The U.S. Supreme Court on Tuesday ruled that the process used to condemn a Florida death row inmate was unconstitutional because a judge rather than a jury was the final arbiter of fact in sentencing, opening the door to further challenges in death penalty cases in Florida and elsewhere.
The 8-1 ruling came in a challenge filed by death row inmate Timothy Lee Hurst, 37, convicted of murdering restaurant co-worker Cynthia Harrison, who was bound, gagged, and stabbed more than 60 times in 1998.
A jury recommended a death sentence for Hurst, but it was the judge who held a separate hearing and determined there were sufficient aggravating circumstances to impose the death penalty, the high court said.
“We hold this sentencing scheme unconstitutional,” the ruling said. “The Sixth Amendment requires a jury, not a judge, to find each fact necessary to impose a sentence of death. A jury’s recommendation is not enough.”

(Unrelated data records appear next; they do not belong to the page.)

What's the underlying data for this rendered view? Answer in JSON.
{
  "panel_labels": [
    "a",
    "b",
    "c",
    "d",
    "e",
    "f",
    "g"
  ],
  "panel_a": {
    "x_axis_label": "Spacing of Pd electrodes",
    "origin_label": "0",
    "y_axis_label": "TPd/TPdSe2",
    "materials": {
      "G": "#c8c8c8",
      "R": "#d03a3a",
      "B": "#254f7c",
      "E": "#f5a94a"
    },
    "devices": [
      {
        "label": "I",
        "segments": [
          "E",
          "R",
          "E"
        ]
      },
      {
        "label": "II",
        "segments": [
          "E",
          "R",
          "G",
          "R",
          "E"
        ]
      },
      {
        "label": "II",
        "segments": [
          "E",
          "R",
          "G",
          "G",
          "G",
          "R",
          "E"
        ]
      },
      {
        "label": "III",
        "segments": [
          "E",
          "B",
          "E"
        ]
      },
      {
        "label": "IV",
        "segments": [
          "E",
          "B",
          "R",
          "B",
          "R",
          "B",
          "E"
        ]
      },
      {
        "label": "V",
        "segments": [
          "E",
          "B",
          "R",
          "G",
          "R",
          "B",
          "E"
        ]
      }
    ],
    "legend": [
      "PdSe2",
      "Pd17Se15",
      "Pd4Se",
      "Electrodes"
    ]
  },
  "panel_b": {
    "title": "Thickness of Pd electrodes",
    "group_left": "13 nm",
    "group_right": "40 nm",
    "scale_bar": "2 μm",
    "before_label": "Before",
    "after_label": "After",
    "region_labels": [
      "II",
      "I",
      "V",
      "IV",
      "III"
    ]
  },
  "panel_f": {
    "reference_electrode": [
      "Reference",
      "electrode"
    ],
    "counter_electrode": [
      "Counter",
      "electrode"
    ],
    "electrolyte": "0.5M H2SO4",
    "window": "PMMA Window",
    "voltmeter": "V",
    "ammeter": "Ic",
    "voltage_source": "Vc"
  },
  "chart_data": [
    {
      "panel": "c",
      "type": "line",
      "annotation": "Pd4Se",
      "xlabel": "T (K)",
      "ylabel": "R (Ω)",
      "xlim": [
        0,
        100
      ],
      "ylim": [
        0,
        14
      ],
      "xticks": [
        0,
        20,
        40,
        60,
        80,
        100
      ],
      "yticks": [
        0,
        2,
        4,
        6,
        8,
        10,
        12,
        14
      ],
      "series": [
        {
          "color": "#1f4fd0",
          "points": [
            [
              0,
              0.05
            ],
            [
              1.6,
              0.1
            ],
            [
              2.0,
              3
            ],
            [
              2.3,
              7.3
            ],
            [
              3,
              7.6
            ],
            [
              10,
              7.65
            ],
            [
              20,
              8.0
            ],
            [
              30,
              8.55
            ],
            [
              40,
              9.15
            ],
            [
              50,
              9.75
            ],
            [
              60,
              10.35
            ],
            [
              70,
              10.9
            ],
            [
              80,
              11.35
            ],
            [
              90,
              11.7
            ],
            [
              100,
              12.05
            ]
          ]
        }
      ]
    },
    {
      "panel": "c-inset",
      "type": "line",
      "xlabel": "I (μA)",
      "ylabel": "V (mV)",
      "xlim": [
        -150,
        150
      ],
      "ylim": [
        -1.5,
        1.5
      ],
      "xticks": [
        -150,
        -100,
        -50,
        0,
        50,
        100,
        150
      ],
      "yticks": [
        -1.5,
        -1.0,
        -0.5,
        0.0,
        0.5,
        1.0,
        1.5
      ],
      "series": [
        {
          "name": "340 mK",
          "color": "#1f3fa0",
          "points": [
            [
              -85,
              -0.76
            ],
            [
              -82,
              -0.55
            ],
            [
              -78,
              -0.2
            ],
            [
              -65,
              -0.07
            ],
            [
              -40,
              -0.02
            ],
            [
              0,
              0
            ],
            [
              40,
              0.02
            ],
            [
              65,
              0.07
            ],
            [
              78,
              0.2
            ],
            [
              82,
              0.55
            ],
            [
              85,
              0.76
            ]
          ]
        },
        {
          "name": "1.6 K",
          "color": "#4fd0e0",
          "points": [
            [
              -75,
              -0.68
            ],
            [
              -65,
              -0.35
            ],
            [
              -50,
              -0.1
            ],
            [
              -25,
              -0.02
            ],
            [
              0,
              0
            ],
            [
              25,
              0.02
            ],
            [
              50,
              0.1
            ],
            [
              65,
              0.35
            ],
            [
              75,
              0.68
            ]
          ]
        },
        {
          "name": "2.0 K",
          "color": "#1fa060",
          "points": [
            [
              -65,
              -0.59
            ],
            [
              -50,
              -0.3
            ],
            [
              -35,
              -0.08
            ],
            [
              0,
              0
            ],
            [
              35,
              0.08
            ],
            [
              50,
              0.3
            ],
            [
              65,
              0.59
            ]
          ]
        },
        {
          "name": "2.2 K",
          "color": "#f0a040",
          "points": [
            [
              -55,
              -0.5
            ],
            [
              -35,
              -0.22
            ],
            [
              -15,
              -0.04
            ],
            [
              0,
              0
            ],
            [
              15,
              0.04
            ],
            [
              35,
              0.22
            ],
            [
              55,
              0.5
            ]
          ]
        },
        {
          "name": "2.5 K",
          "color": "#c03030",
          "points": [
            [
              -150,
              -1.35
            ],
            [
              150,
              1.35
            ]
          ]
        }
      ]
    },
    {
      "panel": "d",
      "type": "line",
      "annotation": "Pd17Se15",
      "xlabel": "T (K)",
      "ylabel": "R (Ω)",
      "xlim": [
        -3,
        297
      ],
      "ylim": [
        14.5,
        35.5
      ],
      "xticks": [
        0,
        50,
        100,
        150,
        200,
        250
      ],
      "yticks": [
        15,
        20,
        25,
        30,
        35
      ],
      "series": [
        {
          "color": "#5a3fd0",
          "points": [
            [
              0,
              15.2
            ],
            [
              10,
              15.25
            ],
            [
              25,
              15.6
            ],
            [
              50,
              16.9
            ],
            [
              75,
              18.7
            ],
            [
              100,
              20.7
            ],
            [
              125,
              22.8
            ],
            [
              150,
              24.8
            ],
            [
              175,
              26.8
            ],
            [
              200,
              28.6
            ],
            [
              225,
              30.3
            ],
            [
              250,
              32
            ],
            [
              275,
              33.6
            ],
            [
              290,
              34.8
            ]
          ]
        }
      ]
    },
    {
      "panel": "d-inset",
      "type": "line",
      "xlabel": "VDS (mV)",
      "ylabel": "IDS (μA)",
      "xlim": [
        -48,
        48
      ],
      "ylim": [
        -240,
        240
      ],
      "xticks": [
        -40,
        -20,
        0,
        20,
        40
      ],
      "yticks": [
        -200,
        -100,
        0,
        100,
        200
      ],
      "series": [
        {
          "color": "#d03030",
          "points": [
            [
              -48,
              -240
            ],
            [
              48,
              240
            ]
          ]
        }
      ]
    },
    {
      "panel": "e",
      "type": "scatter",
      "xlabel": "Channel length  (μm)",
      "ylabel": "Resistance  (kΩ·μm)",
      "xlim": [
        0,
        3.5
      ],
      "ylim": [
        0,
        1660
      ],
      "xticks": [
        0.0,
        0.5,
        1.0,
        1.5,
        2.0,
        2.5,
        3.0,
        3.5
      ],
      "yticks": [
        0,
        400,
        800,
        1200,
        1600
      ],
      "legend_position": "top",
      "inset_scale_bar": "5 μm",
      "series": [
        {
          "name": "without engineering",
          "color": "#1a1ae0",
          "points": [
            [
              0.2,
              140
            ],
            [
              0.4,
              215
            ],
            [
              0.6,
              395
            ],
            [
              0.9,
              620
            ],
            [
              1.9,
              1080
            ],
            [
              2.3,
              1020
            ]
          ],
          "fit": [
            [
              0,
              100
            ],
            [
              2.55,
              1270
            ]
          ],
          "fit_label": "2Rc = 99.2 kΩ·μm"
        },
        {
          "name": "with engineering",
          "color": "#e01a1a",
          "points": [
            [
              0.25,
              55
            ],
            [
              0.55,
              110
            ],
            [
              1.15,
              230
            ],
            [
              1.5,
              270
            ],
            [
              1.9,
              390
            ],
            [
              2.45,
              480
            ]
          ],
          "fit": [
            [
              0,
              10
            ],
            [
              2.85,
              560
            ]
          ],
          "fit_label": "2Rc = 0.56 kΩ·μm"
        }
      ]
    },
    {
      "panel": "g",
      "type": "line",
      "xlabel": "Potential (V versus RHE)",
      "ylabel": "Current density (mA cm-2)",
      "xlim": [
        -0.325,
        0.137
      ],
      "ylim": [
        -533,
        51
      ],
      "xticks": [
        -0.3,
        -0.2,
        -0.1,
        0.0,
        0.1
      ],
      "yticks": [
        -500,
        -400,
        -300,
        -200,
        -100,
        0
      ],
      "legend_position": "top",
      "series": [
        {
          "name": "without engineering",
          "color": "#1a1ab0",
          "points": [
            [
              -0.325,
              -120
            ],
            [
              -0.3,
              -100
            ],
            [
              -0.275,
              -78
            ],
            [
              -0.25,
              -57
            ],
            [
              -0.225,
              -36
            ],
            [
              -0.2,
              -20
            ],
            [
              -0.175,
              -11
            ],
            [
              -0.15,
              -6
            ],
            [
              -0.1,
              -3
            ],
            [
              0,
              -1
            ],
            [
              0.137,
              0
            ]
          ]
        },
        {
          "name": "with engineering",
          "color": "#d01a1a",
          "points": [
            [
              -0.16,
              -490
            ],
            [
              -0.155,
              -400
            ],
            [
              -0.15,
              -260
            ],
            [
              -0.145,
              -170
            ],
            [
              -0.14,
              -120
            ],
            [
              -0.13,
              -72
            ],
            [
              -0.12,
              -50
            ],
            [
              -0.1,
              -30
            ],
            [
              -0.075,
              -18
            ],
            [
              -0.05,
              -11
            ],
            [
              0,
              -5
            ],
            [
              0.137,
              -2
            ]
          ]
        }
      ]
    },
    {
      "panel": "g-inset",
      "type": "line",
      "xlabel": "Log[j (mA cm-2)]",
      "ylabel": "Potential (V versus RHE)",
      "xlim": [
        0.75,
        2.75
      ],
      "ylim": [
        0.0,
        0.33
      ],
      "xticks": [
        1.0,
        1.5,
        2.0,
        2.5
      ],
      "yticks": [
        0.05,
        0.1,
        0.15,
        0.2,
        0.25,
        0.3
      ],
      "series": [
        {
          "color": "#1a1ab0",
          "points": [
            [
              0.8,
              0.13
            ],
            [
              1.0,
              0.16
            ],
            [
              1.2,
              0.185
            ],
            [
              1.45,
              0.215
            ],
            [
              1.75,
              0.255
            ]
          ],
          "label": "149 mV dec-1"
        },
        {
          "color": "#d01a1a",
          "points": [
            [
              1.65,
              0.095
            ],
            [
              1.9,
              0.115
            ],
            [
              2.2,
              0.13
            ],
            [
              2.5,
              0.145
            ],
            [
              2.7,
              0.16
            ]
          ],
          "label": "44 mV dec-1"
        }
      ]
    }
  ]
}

The order sent Hurst’s case to the Florida Supreme Court for further proceedings “not inconsistent with this opinion,” the ruling said.
The decision could open the door to other sentencing challenges from many of Florida’s 385 men and five women now on death row, who together represent more 10% of the nation’s approximate 3,000 convicts awaiting execution, according to the American Civil Liberties Union and legal experts.
Also, the ruling could lead to other legal challenges around the nation, specifically in Alabama and Delaware where death sentencing procedures also delegate some decisions to judges instead of juries, said Cassandra Stubbs, director of the ACLU Capital Punishment Project.
“This shows that the Supreme Court continues to apply close scrutiny to the death penalty. I think it’s really a harbinger of the day coming when the Supreme Court is going to strike it down,” Stubbs said.
Legal analyst Mark McBride, a criminal defense attorney in California, said the Florida Supreme Court “will order — and quite soon — that prisoners who had been sentenced under the current, albeit flawed, scheme will have their sentences commuted to life without the possibility of parole.”
In turn, the U.S. Supreme Court “will now be occupying itself much more in earnest with states who have death penalty schemes which seem peculiar or archaic or poorly thought out,” McBride said.
Justice Samuel Alito was the sole dissenter in Tuesday’s ruling and disagreed that the Sixth Amendment requires juries to make specific findings authorizing a death sentence.
Alito noted how Harrison was savagely murdered, and he added her death could have taken as long as 15 minutes.
“More than 17 years have passed since Cynthia Harrison was brutally murdered. In the interest of bringing this protracted litigation to a close, I would rule on the issue of harmless error and would affirm the decision of the Florida Supreme Court,” Alito wrote.